Multilevel Graph Reinforcement Learning for Consistent Cognitive Decision-making in Heterogeneous Mixed Autonomy
Xin Gao, Zhaoyang Ma, Xueyuan Li, Xiaoqiang Meng, Zirui Li
TL;DR
The paper tackles decision-making for heterogeneous mixed autonomy by modeling spatiotemporal vehicle interactions in non-Euclidean spaces using a multilevel graph representation. It jointly leverages an asynchronous parallel hierarchical graph reinforcement learning framework (PAH-GRL) and a Multilevel Multi-head Graph Attention Network (ML-MGAT) to learn coordinated lane-changing and following policies across dimensions L and F. Key contributions include (i) a formal AMG-MDP formulation with dimension-specific state/action/reward definitions, (ii) dynamic, multidimensional, and weighted traffic graphs to capture complex interactions, and (iii) empirical demonstrations showing substantial improvements in task success, braking events, travel time, energy, and trajectory robustness on a high-density highway scenario. The approach advances scalable, human-like cognitive decision-making in CAVs with potential practical impact for safer, more efficient mixed-traffic systems.
Abstract
In the realm of heterogeneous mixed autonomy, vehicles experience dynamic spatial correlations and nonlinear temporal interactions in a complex, non-Euclidean space.
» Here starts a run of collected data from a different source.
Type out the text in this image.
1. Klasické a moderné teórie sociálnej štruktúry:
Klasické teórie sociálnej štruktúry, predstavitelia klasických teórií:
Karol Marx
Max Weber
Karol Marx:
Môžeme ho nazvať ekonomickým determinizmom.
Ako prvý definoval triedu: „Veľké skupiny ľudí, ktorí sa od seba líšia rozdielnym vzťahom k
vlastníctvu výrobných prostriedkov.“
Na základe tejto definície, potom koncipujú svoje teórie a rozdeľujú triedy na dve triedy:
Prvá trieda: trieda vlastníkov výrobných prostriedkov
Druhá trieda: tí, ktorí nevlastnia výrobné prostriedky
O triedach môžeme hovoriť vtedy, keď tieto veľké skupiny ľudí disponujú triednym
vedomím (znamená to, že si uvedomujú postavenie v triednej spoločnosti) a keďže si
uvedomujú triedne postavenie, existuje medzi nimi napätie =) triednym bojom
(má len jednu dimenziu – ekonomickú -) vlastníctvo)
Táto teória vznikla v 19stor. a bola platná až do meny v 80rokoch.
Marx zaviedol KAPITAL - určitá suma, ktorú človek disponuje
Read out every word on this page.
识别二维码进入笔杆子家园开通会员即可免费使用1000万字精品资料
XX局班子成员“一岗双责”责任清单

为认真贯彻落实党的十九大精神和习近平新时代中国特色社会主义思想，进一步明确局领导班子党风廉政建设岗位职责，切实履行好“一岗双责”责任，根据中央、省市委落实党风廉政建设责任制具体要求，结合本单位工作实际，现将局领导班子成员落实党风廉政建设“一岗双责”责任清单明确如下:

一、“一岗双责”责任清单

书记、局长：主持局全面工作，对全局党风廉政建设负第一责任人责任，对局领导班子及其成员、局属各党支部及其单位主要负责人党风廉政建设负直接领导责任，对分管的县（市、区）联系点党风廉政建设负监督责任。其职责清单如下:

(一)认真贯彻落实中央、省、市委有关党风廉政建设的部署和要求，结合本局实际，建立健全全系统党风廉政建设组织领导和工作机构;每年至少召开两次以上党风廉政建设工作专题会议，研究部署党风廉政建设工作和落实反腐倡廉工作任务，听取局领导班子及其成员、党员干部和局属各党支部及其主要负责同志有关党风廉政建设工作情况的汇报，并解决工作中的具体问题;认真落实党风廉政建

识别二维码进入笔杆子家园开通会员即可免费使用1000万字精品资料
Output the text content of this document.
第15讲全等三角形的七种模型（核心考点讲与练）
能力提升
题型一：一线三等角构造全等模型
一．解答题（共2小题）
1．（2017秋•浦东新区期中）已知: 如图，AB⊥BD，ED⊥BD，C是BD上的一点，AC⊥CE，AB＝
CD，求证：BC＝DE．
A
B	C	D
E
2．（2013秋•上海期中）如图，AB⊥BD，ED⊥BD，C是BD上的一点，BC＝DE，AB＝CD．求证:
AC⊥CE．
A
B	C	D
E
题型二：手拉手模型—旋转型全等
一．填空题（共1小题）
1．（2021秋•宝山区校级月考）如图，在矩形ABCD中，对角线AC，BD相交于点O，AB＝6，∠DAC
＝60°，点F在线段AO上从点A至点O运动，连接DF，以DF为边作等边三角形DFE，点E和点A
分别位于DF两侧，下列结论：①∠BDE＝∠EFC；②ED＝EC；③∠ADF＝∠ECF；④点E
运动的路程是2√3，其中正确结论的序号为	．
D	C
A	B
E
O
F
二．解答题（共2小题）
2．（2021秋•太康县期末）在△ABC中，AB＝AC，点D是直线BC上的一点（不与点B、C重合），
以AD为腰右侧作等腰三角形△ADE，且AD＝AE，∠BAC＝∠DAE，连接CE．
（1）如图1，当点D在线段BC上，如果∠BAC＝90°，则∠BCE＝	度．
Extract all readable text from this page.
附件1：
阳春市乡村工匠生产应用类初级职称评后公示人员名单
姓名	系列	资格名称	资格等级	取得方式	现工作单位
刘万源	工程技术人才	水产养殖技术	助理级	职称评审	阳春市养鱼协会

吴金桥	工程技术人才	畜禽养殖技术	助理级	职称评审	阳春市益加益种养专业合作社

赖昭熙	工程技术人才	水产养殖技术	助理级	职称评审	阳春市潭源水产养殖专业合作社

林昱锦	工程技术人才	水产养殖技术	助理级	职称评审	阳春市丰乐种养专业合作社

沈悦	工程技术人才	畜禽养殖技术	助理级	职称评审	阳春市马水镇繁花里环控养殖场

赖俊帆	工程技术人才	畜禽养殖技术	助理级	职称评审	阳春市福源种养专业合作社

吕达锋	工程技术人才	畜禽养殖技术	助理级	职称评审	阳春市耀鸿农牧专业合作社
These complexities pose significant challenges to traditional decision-making frameworks. Addressing this, we propose a hierarchical reinforcement learning framework integrated with multilevel graph representations, which effectively comprehends and models the spatiotemporal interactions among vehicles navigating through uncertain traffic conditions with varying decision-making systems. Rooted in multilevel graph representation theory, our approach encapsulates spatiotemporal relationships inherent in non-Euclidean spaces. A weighted graph represents spatiotemporal features between nodes, addressing the degree imbalance inherent in dynamic graphs. We integrate asynchronous parallel hierarchical reinforcement learning with a multilevel graph representation and a multi-head attention mechanism, which enables connected autonomous vehicles (CAVs) to exhibit capabilities akin to human cognition, facilitating consistent decision-making across various critical dimensions. The proposed decision-making strategy is validated in challenging environments characterized by high density, randomness, and dynamism on highway roads. We assess the performance of our framework through ablation studies, comparative analyses, and spatiotemporal trajectory evaluations. This study presents a quantitative analysis of decision-making mechanisms mirroring human cognitive functions in the realm of heterogeneous mixed autonomy, promoting the development of multi-dimensional decision-making strategies and a sophisticated distribution of attentional resources.